Ca(2+) permeation and/or binding to Ca(V)1.1 fine-tunes skeletal muscle Ca(2+) signaling to sustain muscle function

BACKGROUND: Ca(2+) influx through Ca(V)1.1 is not required for skeletal muscle excitation-contraction coupling, but whether Ca(2+) permeation through Ca(V)1.1 during sustained muscle activity plays a functional role in mammalian skeletal muscle has not been assessed. METHODS: We generated a mouse with a Ca(2+) binding and/or permeation defect in the voltage-dependent Ca(2+) channel, Ca(V)1.1, and used Ca(2+) imaging, western blotting, immunohistochemistry, proximity ligation assays, SUnSET analysis of protein synthesis, and Ca(2+) imaging techniques to define pathways modulated by Ca(2+) binding and/or permeation of Ca(V)1.1. We also assessed fiber type distributions, cross-sectional area, and force frequency and fatigue in isolated muscles. RESULTS: Using mice with a pore mutation in Ca(V)1.1 required for Ca(2+) binding and/or permeation (E1014K, EK), we demonstrate that Ca(V)1.1 opening is coupled to CaMKII activation and refilling of sarcoplasmic reticulum Ca(2+) stores during sustained activity. Decreases in these Ca(2+)-dependent enzyme activities alter downstream signaling pathways (Ras/Erk/mTORC1) that lead to decreased muscle protein synthesis.
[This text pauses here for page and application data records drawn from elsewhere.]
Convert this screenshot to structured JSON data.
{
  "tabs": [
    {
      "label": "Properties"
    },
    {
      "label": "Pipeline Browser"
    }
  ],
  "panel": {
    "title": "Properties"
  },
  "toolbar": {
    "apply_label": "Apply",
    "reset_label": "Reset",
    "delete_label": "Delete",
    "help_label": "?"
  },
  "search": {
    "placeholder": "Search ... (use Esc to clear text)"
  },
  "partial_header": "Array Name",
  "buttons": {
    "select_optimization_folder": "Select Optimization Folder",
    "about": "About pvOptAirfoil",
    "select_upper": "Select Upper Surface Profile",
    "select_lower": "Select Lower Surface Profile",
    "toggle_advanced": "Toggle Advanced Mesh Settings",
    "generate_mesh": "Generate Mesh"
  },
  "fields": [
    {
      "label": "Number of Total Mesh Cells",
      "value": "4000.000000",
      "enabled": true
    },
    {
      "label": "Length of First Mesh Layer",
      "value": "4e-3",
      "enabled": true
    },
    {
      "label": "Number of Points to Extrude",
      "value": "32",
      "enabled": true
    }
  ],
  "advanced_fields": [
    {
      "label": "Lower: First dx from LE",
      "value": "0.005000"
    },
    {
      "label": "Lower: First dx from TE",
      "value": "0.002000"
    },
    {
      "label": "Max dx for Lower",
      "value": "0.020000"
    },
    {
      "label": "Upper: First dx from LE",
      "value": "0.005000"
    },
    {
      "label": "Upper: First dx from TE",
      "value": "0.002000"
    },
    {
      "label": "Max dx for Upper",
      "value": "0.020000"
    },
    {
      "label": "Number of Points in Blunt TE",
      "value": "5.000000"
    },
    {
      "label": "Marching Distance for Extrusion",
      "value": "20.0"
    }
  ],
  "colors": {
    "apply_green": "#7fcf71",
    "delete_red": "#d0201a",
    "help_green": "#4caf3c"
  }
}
The physiological consequences of the permeation and/or Ca(2+) binding defect in Ca(V)1.1 are increased fatigue, decreased fiber size, and increased Type IIb fibers. CONCLUSIONS: While not essential for excitation-contraction coupling, Ca(2+) binding and/or permeation via the Ca(V)1.1 pore plays an important modulatory role in muscle performance. ELECTRONIC SUPPLEMENTARY MATERIAL: The online version of this article (doi:10.1186/s13395-014-0027-1) contains supplementary material, which is available to authorized users.